Charlene looked exhausted.
“What,” she asked, bringing a hand to her nose, “do we do now?”
“Well. .” He thumbed at his pen. “That all depends. I’m not sure if you want to do a test.”
“A test?” she said. “For what?”
He paused. “For paternity. There’s a new procedure available that uses HLA from both father and baby, but it’s expensive, and the lab needs a significant amount of blood to test, so we would need to wait until the baby is at least six or eight months—”
“What’re you saying?” she said.
“What am I saying?”
A silence.
Dr. Sherman held up his hands. “Look, I didn’t mean to suggest anything one way or another. I was merely pointing out that there are tests out there, should you choose to want to know these things.”

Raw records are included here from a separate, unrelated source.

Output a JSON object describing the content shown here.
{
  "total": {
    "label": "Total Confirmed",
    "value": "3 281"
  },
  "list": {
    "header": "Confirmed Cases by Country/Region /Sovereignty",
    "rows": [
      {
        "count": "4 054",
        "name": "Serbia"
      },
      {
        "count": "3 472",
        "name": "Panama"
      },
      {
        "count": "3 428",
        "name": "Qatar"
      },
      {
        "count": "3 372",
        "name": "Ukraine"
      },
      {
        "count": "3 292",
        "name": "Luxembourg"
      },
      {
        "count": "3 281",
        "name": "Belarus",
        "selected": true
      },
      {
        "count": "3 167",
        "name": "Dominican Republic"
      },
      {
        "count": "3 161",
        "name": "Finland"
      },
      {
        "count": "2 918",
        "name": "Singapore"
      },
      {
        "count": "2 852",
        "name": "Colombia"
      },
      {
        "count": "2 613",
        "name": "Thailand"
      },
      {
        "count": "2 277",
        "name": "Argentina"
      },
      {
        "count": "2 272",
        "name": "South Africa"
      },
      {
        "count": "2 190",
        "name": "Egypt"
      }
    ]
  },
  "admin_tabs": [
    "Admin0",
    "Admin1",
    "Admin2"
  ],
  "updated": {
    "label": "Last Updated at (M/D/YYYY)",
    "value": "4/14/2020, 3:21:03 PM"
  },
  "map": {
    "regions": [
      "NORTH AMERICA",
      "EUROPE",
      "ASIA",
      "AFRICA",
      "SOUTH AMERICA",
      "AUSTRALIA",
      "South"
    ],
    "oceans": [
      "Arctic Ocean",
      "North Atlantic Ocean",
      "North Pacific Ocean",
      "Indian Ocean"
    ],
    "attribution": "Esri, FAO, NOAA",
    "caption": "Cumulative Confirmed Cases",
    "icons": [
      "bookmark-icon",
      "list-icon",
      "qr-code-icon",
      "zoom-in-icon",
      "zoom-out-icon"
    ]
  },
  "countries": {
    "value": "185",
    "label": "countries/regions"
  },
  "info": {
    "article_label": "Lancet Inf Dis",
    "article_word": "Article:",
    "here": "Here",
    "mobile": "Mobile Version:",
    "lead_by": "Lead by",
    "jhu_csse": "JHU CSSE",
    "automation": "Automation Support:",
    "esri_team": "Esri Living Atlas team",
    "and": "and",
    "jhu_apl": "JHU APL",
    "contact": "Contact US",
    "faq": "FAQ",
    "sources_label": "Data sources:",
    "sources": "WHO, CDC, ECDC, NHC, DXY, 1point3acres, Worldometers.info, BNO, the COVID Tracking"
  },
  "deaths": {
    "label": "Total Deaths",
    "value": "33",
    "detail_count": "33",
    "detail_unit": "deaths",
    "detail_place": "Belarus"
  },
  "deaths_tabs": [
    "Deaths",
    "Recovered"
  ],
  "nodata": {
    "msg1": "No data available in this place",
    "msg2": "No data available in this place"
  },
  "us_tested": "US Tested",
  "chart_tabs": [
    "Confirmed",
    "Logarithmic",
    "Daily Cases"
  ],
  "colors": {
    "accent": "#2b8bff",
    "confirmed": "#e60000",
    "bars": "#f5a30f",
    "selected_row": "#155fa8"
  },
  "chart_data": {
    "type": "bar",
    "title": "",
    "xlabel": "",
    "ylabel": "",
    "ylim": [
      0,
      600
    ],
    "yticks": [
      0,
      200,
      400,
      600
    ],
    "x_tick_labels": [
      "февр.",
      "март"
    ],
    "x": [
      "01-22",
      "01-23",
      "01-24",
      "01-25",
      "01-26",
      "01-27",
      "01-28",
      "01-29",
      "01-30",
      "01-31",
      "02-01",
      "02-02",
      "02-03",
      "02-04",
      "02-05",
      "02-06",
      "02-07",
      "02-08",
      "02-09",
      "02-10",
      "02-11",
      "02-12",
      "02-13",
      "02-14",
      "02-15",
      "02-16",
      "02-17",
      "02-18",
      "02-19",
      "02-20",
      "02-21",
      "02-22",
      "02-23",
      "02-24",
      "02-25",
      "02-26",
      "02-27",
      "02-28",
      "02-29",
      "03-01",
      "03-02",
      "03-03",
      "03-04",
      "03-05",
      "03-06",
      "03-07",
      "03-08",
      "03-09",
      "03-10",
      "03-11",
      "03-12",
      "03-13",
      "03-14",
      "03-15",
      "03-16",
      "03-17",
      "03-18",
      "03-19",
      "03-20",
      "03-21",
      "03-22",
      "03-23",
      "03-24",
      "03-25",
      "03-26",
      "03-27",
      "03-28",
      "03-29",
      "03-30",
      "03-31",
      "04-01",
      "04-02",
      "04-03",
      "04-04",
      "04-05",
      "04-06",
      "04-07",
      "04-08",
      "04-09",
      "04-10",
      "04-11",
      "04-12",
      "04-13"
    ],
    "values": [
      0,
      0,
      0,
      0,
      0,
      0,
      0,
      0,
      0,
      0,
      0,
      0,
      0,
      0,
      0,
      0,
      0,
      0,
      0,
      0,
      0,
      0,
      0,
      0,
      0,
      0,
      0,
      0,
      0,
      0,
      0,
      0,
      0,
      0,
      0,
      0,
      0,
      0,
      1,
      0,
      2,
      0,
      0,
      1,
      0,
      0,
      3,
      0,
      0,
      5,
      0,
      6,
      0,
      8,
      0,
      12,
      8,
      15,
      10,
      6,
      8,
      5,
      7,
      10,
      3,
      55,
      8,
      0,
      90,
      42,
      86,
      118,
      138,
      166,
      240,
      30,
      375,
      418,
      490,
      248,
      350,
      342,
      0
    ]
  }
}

Kermin was staring at his wife. She was looking back at him, steadily. After a moment, her eyes filled with tears.
“Kermin,” she said, reaching out for his hand. “Kermin. Kermin.”
Dr. Sherman decided it was time to start speaking again. “It’s all your choice, of course. Regardless, you’ll no doubt want to see a specialist about your son.”
He handed her a list of referrals, which Charlene accepted, only briefly shifting her gaze away from her husband’s face. His eyes had stayed hot, but there was now something dull and sooty around their edges, something she had not seen before, like glowing embers suddenly shushed by a bucket of water.